Lärmbelästigung am Platz des 4. Juli in Lichterfelde: Quietschende Reifen, laute Motoren und Hupkonzerte
Nächtliche Autorrennen, übende Fahrschulen, Trödelmarkt am Wochenende - das ist seit jeher Geräuschkulisse am Platz des 4. Juli. Seit 2012 ziehen immer mehr Menschen in die dortige ehemalige McNair-Kaserne ein. Sie fühlen sich gestört - und veralbert.

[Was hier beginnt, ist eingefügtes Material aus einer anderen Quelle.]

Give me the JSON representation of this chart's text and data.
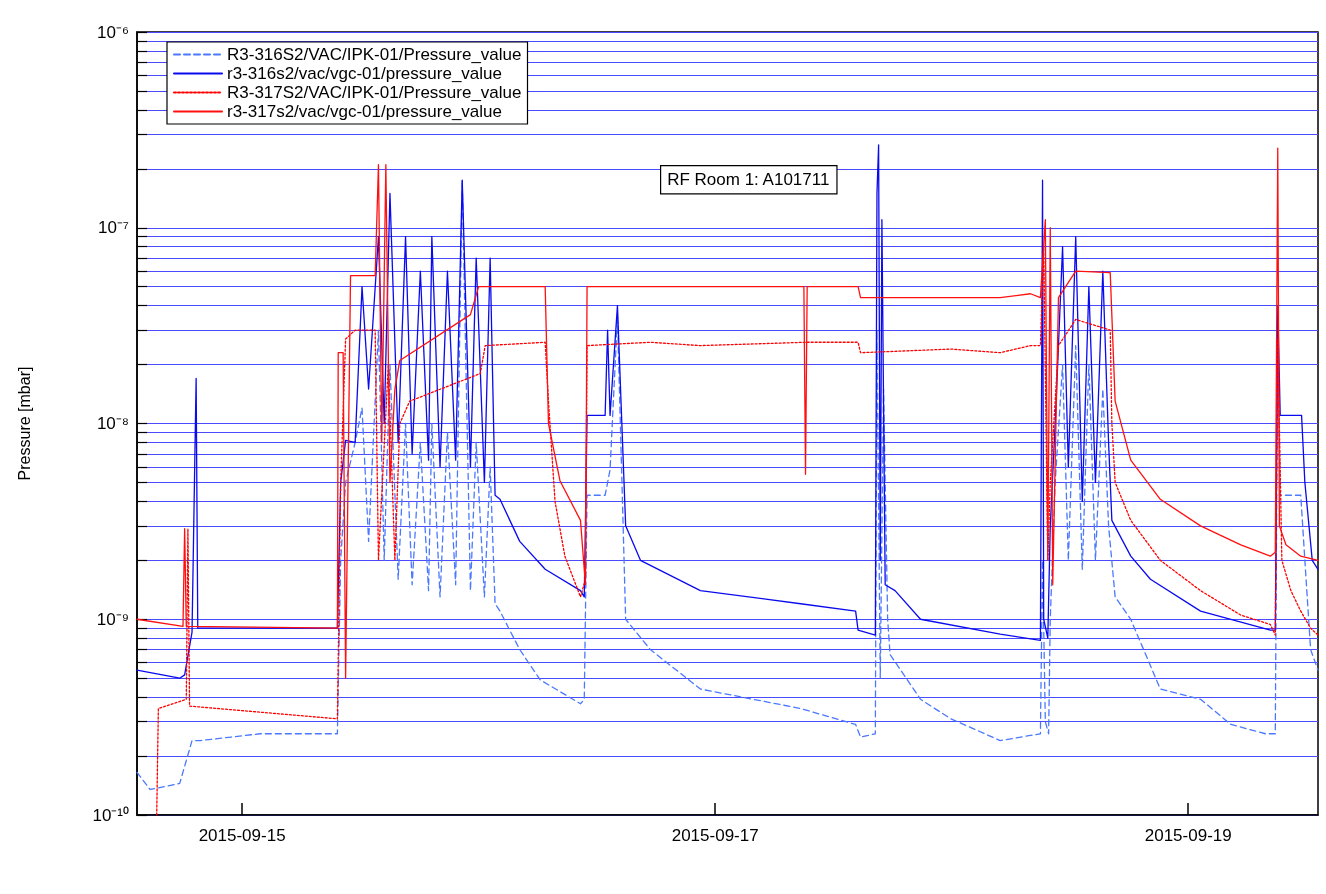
{
  "chart_data": {
    "type": "line",
    "ylabel": "Pressure [mbar]",
    "annotations": [
      "RF Room 1: A101711"
    ],
    "log": "y",
    "grid": "y",
    "legend": "top left",
    "marker": "none",
    "xlim": [
      "2015-09-14T13:20",
      "2015-09-19T13:10"
    ],
    "xticks": [
      "2015-09-15",
      "2015-09-17",
      "2015-09-19"
    ],
    "ylim": [
      1e-10,
      1e-06
    ],
    "yticks": [
      {
        "value": 1e-10,
        "label": "10⁻¹⁰"
      },
      {
        "value": 2e-10,
        "label": null
      },
      {
        "value": 3e-10,
        "label": null
      },
      {
        "value": 4e-10,
        "label": null
      },
      {
        "value": 5e-10,
        "label": null
      },
      {
        "value": 6e-10,
        "label": null
      },
      {
        "value": 7e-10,
        "label": null
      },
      {
        "value": 8e-10,
        "label": null
      },
      {
        "value": 9e-10,
        "label": null
      },
      {
        "value": 1e-09,
        "label": "10⁻⁹"
      },
      {
        "value": 2e-09,
        "label": null
      },
      {
        "value": 3e-09,
        "label": null
      },
      {
        "value": 4e-09,
        "label": null
      },
      {
        "value": 5e-09,
        "label": null
      },
      {
        "value": 6e-09,
        "label": null
      },
      {
        "value": 7e-09,
        "label": null
      },
      {
        "value": 8e-09,
        "label": null
      },
      {
        "value": 9e-09,
        "label": null
      },
      {
        "value": 1e-08,
        "label": "10⁻⁸"
      },
      {
        "value": 2e-08,
        "label": null
      },
      {
        "value": 3e-08,
        "label": null
      },
      {
        "value": 4e-08,
        "label": null
      },
      {
        "value": 5e-08,
        "label": null
      },
      {
        "value": 6e-08,
        "label": null
      },
      {
        "value": 7e-08,
        "label": null
      },
      {
        "value": 8e-08,
        "label": null
      },
      {
        "value": 9e-08,
        "label": null
      },
      {
        "value": 1e-07,
        "label": "10⁻⁷"
      },
      {
        "value": 2e-07,
        "label": null
      },
      {
        "value": 3e-07,
        "label": null
      },
      {
        "value": 4e-07,
        "label": null
      },
      {
        "value": 5e-07,
        "label": null
      },
      {
        "value": 6e-07,
        "label": null
      },
      {
        "value": 7e-07,
        "label": null
      },
      {
        "value": 8e-07,
        "label": null
      },
      {
        "value": 9e-07,
        "label": null
      },
      {
        "value": 1e-06,
        "label": "10⁻⁶"
      }
    ],
    "series": [
      {
        "name": "R3-316S2/VAC/IPK-01/Pressure_value",
        "color": "#4a78ff",
        "line_style": "dashed",
        "x": [
          "2015-09-14T13:20",
          "2015-09-14T14:40",
          "2015-09-14T17:40",
          "2015-09-14T18:55",
          "2015-09-14T19:45",
          "2015-09-15T01:50",
          "2015-09-15T09:40",
          "2015-09-15T10:00",
          "2015-09-15T10:30",
          "2015-09-15T11:28",
          "2015-09-15T12:10",
          "2015-09-15T12:50",
          "2015-09-15T13:50",
          "2015-09-15T14:25",
          "2015-09-15T15:00",
          "2015-09-15T15:50",
          "2015-09-15T16:35",
          "2015-09-15T17:15",
          "2015-09-15T18:05",
          "2015-09-15T18:55",
          "2015-09-15T19:15",
          "2015-09-15T20:05",
          "2015-09-15T20:50",
          "2015-09-15T21:40",
          "2015-09-15T22:20",
          "2015-09-15T23:10",
          "2015-09-15T23:45",
          "2015-09-16T00:35",
          "2015-09-16T01:10",
          "2015-09-16T01:40",
          "2015-09-16T02:10",
          "2015-09-16T04:10",
          "2015-09-16T06:15",
          "2015-09-16T10:20",
          "2015-09-16T10:43",
          "2015-09-16T11:00",
          "2015-09-16T12:50",
          "2015-09-16T13:20",
          "2015-09-16T14:05",
          "2015-09-16T14:55",
          "2015-09-16T17:25",
          "2015-09-16T22:30",
          "2015-09-17T08:40",
          "2015-09-17T14:15",
          "2015-09-17T14:45",
          "2015-09-17T16:15",
          "2015-09-17T16:25",
          "2015-09-17T16:45",
          "2015-09-17T17:05",
          "2015-09-17T17:30",
          "2015-09-17T17:45",
          "2015-09-17T20:50",
          "2015-09-17T23:55",
          "2015-09-18T04:55",
          "2015-09-18T09:00",
          "2015-09-18T09:13",
          "2015-09-18T09:30",
          "2015-09-18T09:50",
          "2015-09-18T10:00",
          "2015-09-18T10:30",
          "2015-09-18T11:15",
          "2015-09-18T11:50",
          "2015-09-18T12:35",
          "2015-09-18T13:15",
          "2015-09-18T13:55",
          "2015-09-18T14:35",
          "2015-09-18T15:20",
          "2015-09-18T15:55",
          "2015-09-18T16:35",
          "2015-09-18T18:10",
          "2015-09-18T21:10",
          "2015-09-19T01:15",
          "2015-09-19T04:20",
          "2015-09-19T07:50",
          "2015-09-19T08:50",
          "2015-09-19T09:05",
          "2015-09-19T09:20",
          "2015-09-19T11:25",
          "2015-09-19T11:50",
          "2015-09-19T12:25",
          "2015-09-19T13:10"
        ],
        "values": [
          1.65e-10,
          1.35e-10,
          1.45e-10,
          2.4e-10,
          2.4e-10,
          2.6e-10,
          2.6e-10,
          2e-09,
          5e-09,
          8e-09,
          1.2e-08,
          2.5e-09,
          3e-08,
          2e-09,
          2e-08,
          1.6e-09,
          1e-08,
          1.5e-09,
          8e-09,
          1.4e-09,
          1e-08,
          1.3e-09,
          9e-09,
          1.5e-09,
          1.75e-07,
          1.4e-09,
          8e-09,
          1.3e-09,
          6e-09,
          1.2e-09,
          1.1e-09,
          7e-10,
          4.9e-10,
          3.7e-10,
          3.9e-10,
          4.3e-09,
          4.3e-09,
          5.8e-09,
          3.5e-08,
          1e-09,
          7e-10,
          4.4e-10,
          3.5e-10,
          2.9e-10,
          2.5e-10,
          2.6e-10,
          3e-08,
          5e-10,
          1.5e-08,
          1e-09,
          6.6e-10,
          3.9e-10,
          3.1e-10,
          2.4e-10,
          2.6e-10,
          2e-09,
          3e-10,
          2.6e-10,
          1e-09,
          5e-09,
          2e-08,
          2e-09,
          2.5e-08,
          1.8e-09,
          2e-08,
          2e-09,
          1.5e-08,
          3e-09,
          1.3e-09,
          1e-09,
          4.4e-10,
          3.9e-10,
          2.9e-10,
          2.6e-10,
          2.6e-10,
          3e-08,
          4.3e-09,
          4.3e-09,
          2e-09,
          7e-10,
          5.5e-10
        ]
      },
      {
        "name": "r3-316s2/vac/vgc-01/pressure_value",
        "color": "#0a0aee",
        "line_style": "solid",
        "x": [
          "2015-09-14T13:20",
          "2015-09-14T17:40",
          "2015-09-14T18:10",
          "2015-09-14T18:55",
          "2015-09-14T19:20",
          "2015-09-14T19:30",
          "2015-09-15T09:40",
          "2015-09-15T10:00",
          "2015-09-15T10:30",
          "2015-09-15T11:28",
          "2015-09-15T12:10",
          "2015-09-15T12:50",
          "2015-09-15T13:50",
          "2015-09-15T14:25",
          "2015-09-15T15:00",
          "2015-09-15T15:50",
          "2015-09-15T16:35",
          "2015-09-15T17:15",
          "2015-09-15T18:05",
          "2015-09-15T18:55",
          "2015-09-15T19:15",
          "2015-09-15T20:05",
          "2015-09-15T20:50",
          "2015-09-15T21:40",
          "2015-09-15T22:20",
          "2015-09-15T23:10",
          "2015-09-15T23:45",
          "2015-09-16T00:35",
          "2015-09-16T01:10",
          "2015-09-16T01:40",
          "2015-09-16T02:10",
          "2015-09-16T04:10",
          "2015-09-16T06:45",
          "2015-09-16T10:20",
          "2015-09-16T10:43",
          "2015-09-16T11:00",
          "2015-09-16T12:50",
          "2015-09-16T13:05",
          "2015-09-16T13:20",
          "2015-09-16T14:05",
          "2015-09-16T14:55",
          "2015-09-16T16:25",
          "2015-09-16T22:30",
          "2015-09-17T08:40",
          "2015-09-17T14:15",
          "2015-09-17T14:30",
          "2015-09-17T16:15",
          "2015-09-17T16:25",
          "2015-09-17T16:35",
          "2015-09-17T16:45",
          "2015-09-17T16:55",
          "2015-09-17T17:15",
          "2015-09-17T18:15",
          "2015-09-17T20:50",
          "2015-09-18T04:55",
          "2015-09-18T09:00",
          "2015-09-18T09:13",
          "2015-09-18T09:20",
          "2015-09-18T09:45",
          "2015-09-18T10:00",
          "2015-09-18T10:30",
          "2015-09-18T11:15",
          "2015-09-18T11:50",
          "2015-09-18T12:35",
          "2015-09-18T13:15",
          "2015-09-18T13:55",
          "2015-09-18T14:35",
          "2015-09-18T15:20",
          "2015-09-18T15:55",
          "2015-09-18T16:15",
          "2015-09-18T18:10",
          "2015-09-18T20:10",
          "2015-09-19T01:15",
          "2015-09-19T08:20",
          "2015-09-19T08:50",
          "2015-09-19T09:05",
          "2015-09-19T09:20",
          "2015-09-19T11:30",
          "2015-09-19T11:50",
          "2015-09-19T12:35",
          "2015-09-19T13:10"
        ],
        "values": [
          5.5e-10,
          5e-10,
          5.2e-10,
          8.6e-10,
          1.7e-08,
          9e-10,
          9e-10,
          5e-09,
          8.2e-09,
          8e-09,
          5e-08,
          1.5e-08,
          9e-08,
          1e-08,
          1.5e-07,
          8e-09,
          9e-08,
          7e-09,
          6e-08,
          6.5e-09,
          9e-08,
          6e-09,
          6e-08,
          6.5e-09,
          1.75e-07,
          6e-09,
          7e-08,
          5e-09,
          7e-08,
          4.3e-09,
          4.1e-09,
          2.5e-09,
          1.8e-09,
          1.4e-09,
          1.3e-09,
          1.1e-08,
          1.1e-08,
          3e-08,
          1.1e-08,
          4e-08,
          3e-09,
          2e-09,
          1.4e-09,
          1.2e-09,
          1.1e-09,
          8.8e-10,
          8.3e-10,
          1.5e-07,
          2.65e-07,
          2e-09,
          1.1e-07,
          1.5e-09,
          1.4e-09,
          1e-09,
          8.4e-10,
          7.8e-10,
          1.75e-07,
          1e-09,
          8e-10,
          3e-09,
          1e-08,
          8e-08,
          6e-09,
          9e-08,
          4e-09,
          5e-08,
          5e-09,
          6e-08,
          8e-09,
          3.2e-09,
          2.1e-09,
          1.6e-09,
          1.1e-09,
          8.8e-10,
          8.8e-10,
          4e-08,
          1.1e-08,
          1.1e-08,
          5e-09,
          2e-09,
          1.8e-09
        ]
      },
      {
        "name": "R3-317S2/VAC/IPK-01/Pressure_value",
        "color": "#ff0000",
        "line_style": "dotted",
        "x": [
          "2015-09-14T15:20",
          "2015-09-14T15:30",
          "2015-09-14T18:20",
          "2015-09-14T18:30",
          "2015-09-14T18:40",
          "2015-09-15T09:40",
          "2015-09-15T10:00",
          "2015-09-15T10:30",
          "2015-09-15T11:28",
          "2015-09-15T13:30",
          "2015-09-15T13:50",
          "2015-09-15T14:50",
          "2015-09-15T15:30",
          "2015-09-15T16:00",
          "2015-09-15T17:00",
          "2015-09-16T00:10",
          "2015-09-16T00:40",
          "2015-09-16T06:45",
          "2015-09-16T07:05",
          "2015-09-16T07:45",
          "2015-09-16T08:45",
          "2015-09-16T10:20",
          "2015-09-16T10:50",
          "2015-09-16T11:00",
          "2015-09-16T17:25",
          "2015-09-16T22:30",
          "2015-09-17T09:10",
          "2015-09-17T14:30",
          "2015-09-17T14:45",
          "2015-09-17T23:55",
          "2015-09-18T04:55",
          "2015-09-18T08:00",
          "2015-09-18T09:00",
          "2015-09-18T09:20",
          "2015-09-18T09:45",
          "2015-09-18T10:00",
          "2015-09-18T10:50",
          "2015-09-18T12:35",
          "2015-09-18T16:05",
          "2015-09-18T16:15",
          "2015-09-18T16:35",
          "2015-09-18T18:10",
          "2015-09-18T21:10",
          "2015-09-19T01:15",
          "2015-09-19T05:20",
          "2015-09-19T08:20",
          "2015-09-19T08:50",
          "2015-09-19T09:05",
          "2015-09-19T09:30",
          "2015-09-19T10:25",
          "2015-09-19T11:25",
          "2015-09-19T12:25",
          "2015-09-19T13:10"
        ],
        "values": [
          1e-10,
          3.5e-10,
          3.9e-10,
          2.9e-09,
          3.6e-10,
          3.1e-10,
          5e-09,
          2.7e-08,
          3e-08,
          3e-08,
          2e-09,
          2e-08,
          2e-09,
          1e-08,
          1.3e-08,
          1.8e-08,
          2.5e-08,
          2.6e-08,
          1.3e-08,
          4e-09,
          2.1e-09,
          1.3e-09,
          1.6e-09,
          2.5e-08,
          2.6e-08,
          2.5e-08,
          2.6e-08,
          2.6e-08,
          2.3e-08,
          2.4e-08,
          2.3e-08,
          2.5e-08,
          2.5e-08,
          8e-08,
          2e-09,
          5e-09,
          2.5e-08,
          3.4e-08,
          3e-08,
          1e-08,
          5e-09,
          3.2e-09,
          2e-09,
          1.4e-09,
          1.05e-09,
          9.4e-10,
          8.3e-10,
          2.7e-08,
          2e-09,
          1.4e-09,
          1.1e-09,
          9e-10,
          8.3e-10
        ]
      },
      {
        "name": "r3-317s2/vac/vgc-01/pressure_value",
        "color": "#ff1010",
        "line_style": "solid",
        "x": [
          "2015-09-14T13:20",
          "2015-09-14T18:00",
          "2015-09-14T18:10",
          "2015-09-14T18:20",
          "2015-09-15T09:40",
          "2015-09-15T09:45",
          "2015-09-15T10:15",
          "2015-09-15T10:30",
          "2015-09-15T11:00",
          "2015-09-15T13:30",
          "2015-09-15T13:50",
          "2015-09-15T14:10",
          "2015-09-15T14:35",
          "2015-09-15T15:00",
          "2015-09-15T15:30",
          "2015-09-15T16:00",
          "2015-09-15T23:10",
          "2015-09-16T00:00",
          "2015-09-16T06:45",
          "2015-09-16T07:05",
          "2015-09-16T08:15",
          "2015-09-16T10:20",
          "2015-09-16T10:50",
          "2015-09-16T11:00",
          "2015-09-17T09:00",
          "2015-09-17T09:10",
          "2015-09-17T09:20",
          "2015-09-17T14:30",
          "2015-09-17T14:45",
          "2015-09-18T04:55",
          "2015-09-18T08:00",
          "2015-09-18T09:00",
          "2015-09-18T09:30",
          "2015-09-18T09:45",
          "2015-09-18T10:00",
          "2015-09-18T10:15",
          "2015-09-18T10:50",
          "2015-09-18T12:35",
          "2015-09-18T16:05",
          "2015-09-18T16:35",
          "2015-09-18T18:10",
          "2015-09-18T21:10",
          "2015-09-19T01:15",
          "2015-09-19T05:20",
          "2015-09-19T08:20",
          "2015-09-19T08:50",
          "2015-09-19T09:05",
          "2015-09-19T09:15",
          "2015-09-19T09:55",
          "2015-09-19T11:25",
          "2015-09-19T13:10"
        ],
        "values": [
          1e-09,
          9.2e-10,
          2.9e-09,
          9.2e-10,
          9e-10,
          2.3e-08,
          2.3e-08,
          5e-10,
          5.7e-08,
          5.7e-08,
          2.1e-07,
          8e-09,
          2.1e-07,
          5e-09,
          1.5e-08,
          2.1e-08,
          3.6e-08,
          5e-08,
          5e-08,
          1e-08,
          5.1e-09,
          3.2e-09,
          1.5e-09,
          5e-08,
          5e-08,
          5.5e-09,
          5e-08,
          5e-08,
          4.4e-08,
          4.4e-08,
          4.6e-08,
          4.4e-08,
          1.1e-07,
          2e-09,
          1e-07,
          1.5e-09,
          4.4e-08,
          6e-08,
          5.9e-08,
          1.3e-08,
          6.5e-09,
          4.1e-09,
          3e-09,
          2.4e-09,
          2.1e-09,
          2.2e-09,
          2.55e-07,
          3e-09,
          2.4e-09,
          2.1e-09,
          2e-09
        ]
      }
    ]
  }
}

„Der Platz wird zur Ruhezone, als grüne Oase umgestaltet, zum Verweilen und Entspannen.“ Diesen Argumenten der Immobilienmakler haben die Wohnungseigentümer am Platz des 4. Juli geglaubt. 2012 zogen die ersten Bewohner in die ehemalige McNair-Kaserne in Lichterfelde ein. Seitdem kann von Entspannen und Verweilen nicht die Rede sein, sagen Jakov Kuschner, Marion Zehoff und Heinz-Christian Schmidt stellvertretend für etwa 70 Anwohner, die sich hier massiv durch Lärm belästigt fühlen. Quietschende Reifen, starkes Beschleunigen, aufheulende, laute und laufende Motoren, Hupkonzerte: 24 Stunden, sieben Tage in der Woche. Und dabei gibt es gleich drei Lärmquellen, wie die Anwohner berichten: sonntags finde regelmäßig ein Trödelmarkt statt, werktags trainierten Fahrschulen und nachts nutzten Auto- sowie Motorradfahrer den Platz als illegale Rennstrecke.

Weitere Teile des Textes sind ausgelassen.